Single Parent v. Two-Parent Hosueholds

     The number of single parent households (the majority of which does not include the fathers) continues to increase. The two-parent families as we once knew them seem to be dwindling, especially among the poor and middle class. And while the mothers have always been considered as the backbone of the family, the number of fathers who were once labeled as the providers of the family are getting more and more scarce. Whether it be due to genocide, disenfranchisement or lack of responsibility, these fathers are nowhere to be found.
     However, despite these gruesome truths, as single parents, we dare the system, society or the world to think we are helpless, hopeless and incapable of raising our young. Granted, there are some mothers and fathers out there who should not become parents, but the majority of us end up producing some of the most dynamic, successful and loving young adults in our country today. In fact, I would dare to say that many of these extraordinary creators, pioneers and leaders are products of single-parent households where prayer and faith are the adhesives that hold the home together.
     In fact, you might be surprised to learn that two-parent families may be in more trouble than the single parent households when it comes to engaging, shaping and staying involved in the lives of their young. Now I’m not saying that this is the case in all two-parent households (especially the ones with God in their lives), but there is some truth to it. This may be especially true in some upper class families. They may tend to be too busy trying to maintain their lives, their homes and their jobs that their offspring suffer in some ways. Their children may go without the love, guidance, teachings of perseverance and hope that so many of us single parents try to offer our children in order to remain out of the streets where barbaric and ugly behavior runs rampant.

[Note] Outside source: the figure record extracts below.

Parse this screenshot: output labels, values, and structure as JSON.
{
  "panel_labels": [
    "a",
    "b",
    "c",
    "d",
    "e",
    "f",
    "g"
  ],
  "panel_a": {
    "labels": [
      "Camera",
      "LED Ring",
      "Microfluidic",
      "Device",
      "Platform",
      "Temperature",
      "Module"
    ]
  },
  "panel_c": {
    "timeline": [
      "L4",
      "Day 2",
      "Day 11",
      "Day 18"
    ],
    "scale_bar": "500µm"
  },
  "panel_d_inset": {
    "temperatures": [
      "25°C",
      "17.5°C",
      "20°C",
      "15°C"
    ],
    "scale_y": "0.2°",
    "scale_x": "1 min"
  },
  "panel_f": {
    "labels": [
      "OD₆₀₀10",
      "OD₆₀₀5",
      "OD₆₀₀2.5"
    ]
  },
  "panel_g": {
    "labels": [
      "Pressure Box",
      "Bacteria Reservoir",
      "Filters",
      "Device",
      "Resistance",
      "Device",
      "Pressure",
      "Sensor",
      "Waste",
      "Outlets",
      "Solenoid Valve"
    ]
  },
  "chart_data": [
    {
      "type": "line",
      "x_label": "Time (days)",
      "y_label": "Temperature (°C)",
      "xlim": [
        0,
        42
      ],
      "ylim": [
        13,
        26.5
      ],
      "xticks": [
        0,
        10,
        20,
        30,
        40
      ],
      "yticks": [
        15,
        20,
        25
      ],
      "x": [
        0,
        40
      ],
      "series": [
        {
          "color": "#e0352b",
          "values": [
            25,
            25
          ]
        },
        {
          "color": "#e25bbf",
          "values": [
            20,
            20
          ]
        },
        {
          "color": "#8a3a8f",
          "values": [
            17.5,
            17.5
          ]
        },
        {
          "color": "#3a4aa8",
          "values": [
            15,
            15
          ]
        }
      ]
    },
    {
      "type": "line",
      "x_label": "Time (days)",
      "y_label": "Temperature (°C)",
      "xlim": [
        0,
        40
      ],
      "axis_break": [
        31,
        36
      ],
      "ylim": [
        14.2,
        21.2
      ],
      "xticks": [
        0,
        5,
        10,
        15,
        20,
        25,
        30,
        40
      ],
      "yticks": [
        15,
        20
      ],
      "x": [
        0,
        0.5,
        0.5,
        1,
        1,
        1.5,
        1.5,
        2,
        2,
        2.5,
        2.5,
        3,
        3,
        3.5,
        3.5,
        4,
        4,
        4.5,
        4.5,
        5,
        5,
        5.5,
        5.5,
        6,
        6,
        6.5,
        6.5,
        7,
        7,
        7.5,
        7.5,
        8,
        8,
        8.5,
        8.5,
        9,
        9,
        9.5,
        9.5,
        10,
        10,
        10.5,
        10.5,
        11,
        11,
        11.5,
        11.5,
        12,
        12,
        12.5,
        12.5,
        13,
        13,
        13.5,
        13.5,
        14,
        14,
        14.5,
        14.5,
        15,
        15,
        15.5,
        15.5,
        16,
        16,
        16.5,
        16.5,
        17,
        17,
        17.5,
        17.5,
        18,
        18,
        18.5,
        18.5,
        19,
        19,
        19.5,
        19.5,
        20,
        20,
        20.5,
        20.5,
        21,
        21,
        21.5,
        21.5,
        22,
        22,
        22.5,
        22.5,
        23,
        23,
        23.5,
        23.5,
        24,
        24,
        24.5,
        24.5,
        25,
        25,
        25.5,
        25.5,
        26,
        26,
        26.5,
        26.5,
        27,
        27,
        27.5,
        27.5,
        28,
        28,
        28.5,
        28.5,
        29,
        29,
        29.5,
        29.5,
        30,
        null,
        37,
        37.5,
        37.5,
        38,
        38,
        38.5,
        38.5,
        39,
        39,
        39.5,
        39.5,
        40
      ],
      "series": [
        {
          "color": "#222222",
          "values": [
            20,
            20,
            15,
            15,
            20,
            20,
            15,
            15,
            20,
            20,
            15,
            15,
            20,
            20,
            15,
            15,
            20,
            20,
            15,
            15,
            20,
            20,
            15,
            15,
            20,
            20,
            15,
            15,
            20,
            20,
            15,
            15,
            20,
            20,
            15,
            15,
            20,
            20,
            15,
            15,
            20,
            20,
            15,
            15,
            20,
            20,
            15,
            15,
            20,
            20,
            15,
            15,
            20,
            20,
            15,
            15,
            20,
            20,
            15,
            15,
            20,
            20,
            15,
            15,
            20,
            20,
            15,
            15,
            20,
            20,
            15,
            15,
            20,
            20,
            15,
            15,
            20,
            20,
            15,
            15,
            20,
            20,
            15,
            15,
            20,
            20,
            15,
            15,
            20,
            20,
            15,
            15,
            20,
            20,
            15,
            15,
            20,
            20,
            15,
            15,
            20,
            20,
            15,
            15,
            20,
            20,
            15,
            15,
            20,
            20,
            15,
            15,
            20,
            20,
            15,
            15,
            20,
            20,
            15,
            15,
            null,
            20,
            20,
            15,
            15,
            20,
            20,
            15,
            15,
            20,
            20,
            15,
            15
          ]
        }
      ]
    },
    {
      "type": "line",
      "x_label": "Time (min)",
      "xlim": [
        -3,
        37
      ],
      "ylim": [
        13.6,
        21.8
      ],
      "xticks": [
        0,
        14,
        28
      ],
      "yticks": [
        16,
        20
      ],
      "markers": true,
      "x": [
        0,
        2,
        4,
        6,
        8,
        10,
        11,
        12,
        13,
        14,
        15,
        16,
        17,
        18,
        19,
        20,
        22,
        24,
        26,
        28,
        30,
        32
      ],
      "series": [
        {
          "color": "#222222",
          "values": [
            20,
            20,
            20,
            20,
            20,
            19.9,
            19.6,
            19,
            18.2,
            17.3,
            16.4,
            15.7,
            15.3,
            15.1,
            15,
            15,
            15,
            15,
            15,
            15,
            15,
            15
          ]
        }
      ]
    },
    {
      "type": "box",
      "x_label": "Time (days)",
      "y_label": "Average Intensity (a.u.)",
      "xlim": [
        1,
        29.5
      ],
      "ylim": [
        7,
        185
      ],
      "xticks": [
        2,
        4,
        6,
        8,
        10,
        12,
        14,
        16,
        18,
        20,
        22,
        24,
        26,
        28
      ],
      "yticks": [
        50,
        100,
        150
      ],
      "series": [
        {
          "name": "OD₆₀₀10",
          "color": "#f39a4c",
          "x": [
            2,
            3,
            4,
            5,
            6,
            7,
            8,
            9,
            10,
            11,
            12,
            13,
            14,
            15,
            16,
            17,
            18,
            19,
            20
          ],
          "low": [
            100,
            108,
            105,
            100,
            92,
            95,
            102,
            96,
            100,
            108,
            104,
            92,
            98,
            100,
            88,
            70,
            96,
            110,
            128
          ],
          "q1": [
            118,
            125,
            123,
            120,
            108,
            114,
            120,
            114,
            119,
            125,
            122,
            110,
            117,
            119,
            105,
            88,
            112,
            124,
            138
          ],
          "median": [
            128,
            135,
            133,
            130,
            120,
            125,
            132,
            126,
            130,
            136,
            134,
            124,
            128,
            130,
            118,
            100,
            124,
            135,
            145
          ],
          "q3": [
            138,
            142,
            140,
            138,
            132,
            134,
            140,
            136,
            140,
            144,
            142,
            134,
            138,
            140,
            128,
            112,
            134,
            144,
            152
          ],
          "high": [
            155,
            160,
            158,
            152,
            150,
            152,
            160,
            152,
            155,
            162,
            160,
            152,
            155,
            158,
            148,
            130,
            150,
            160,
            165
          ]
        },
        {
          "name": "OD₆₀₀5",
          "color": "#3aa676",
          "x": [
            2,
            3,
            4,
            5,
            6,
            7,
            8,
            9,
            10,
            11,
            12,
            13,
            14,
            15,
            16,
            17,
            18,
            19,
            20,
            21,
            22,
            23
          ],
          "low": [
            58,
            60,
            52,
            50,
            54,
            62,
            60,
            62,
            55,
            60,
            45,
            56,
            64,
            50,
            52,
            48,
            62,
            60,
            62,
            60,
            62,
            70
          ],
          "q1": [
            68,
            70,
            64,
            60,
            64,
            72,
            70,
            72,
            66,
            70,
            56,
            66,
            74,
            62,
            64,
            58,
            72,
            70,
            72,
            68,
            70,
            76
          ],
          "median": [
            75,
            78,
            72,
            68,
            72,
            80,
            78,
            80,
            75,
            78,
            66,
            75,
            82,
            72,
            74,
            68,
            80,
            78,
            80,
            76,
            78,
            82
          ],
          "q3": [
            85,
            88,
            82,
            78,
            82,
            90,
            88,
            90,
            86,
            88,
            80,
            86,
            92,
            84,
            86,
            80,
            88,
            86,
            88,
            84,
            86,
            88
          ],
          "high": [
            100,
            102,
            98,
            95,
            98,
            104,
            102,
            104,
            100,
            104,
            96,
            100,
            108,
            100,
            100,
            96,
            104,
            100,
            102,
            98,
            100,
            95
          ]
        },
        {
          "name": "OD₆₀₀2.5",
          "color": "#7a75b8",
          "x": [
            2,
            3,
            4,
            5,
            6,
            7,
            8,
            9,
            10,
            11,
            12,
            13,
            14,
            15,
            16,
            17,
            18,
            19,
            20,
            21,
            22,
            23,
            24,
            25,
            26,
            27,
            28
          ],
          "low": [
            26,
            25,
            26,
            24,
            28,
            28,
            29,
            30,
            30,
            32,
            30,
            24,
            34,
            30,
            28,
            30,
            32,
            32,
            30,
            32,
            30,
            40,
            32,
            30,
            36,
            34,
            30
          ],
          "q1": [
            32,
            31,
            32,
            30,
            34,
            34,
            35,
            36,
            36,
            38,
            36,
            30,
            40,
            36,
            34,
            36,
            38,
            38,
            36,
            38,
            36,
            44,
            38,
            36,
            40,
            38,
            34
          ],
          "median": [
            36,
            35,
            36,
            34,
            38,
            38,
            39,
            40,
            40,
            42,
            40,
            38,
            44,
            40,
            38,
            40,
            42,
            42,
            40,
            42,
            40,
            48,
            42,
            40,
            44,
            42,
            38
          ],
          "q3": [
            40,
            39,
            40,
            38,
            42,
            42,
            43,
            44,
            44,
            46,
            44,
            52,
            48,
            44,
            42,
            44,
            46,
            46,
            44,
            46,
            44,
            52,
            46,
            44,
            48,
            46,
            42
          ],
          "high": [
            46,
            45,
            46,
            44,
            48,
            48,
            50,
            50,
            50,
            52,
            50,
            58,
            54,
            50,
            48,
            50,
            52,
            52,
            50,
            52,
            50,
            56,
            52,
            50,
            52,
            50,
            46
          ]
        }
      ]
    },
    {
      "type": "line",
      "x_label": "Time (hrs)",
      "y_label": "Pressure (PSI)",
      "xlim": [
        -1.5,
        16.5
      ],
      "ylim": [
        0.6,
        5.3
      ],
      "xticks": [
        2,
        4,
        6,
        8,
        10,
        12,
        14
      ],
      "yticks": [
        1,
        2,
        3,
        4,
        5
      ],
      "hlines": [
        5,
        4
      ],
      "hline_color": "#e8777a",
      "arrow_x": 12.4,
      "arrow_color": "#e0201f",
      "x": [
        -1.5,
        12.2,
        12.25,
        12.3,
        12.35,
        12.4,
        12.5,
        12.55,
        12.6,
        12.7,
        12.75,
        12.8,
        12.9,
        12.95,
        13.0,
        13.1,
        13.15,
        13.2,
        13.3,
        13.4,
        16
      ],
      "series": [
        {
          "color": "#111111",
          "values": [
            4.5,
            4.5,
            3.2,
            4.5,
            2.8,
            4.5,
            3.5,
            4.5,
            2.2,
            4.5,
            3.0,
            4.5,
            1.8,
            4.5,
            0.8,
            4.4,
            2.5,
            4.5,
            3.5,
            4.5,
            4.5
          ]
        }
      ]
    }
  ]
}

     On the other hand, single parents may be just as busy as those who are well off, but there is more sharing and interaction between parent and child in all aspects of maintaining a healthy lifestyle in the single-parent families, whether it be chores, homework or the upkeep of the home. There is no caregiver to watch the child while the grocery shopping and other chores get done. Everything is done by the single parent, or things get done in a collaborative effort between parent and child. The well-off couple may be fortunate enough to hire a nanny while the shopping gets done, whereas, the single parent goes without this amenity.
     At one point in time, I found that outside of the church and the extended family, there was not a huge amount of positive support for single parents, especially those who are older or nearing middle age. Today, however, the single parent can find a wealth of knowledgeable, supportive and helpful information on the Internet. If she or he does not own one, every public library I know now does.
     But faith is what sustains us. Without faith and hope there is no future. Without a doubt, faith is the substance (or the assurance or confirmation) of things that you hope for, and it is the evidence (or proof) of things that you haven't even seen (or placed in reality) yet. (Heb 11:1). Faith sustains us. Living without faith can be hazardous to our health and well-being.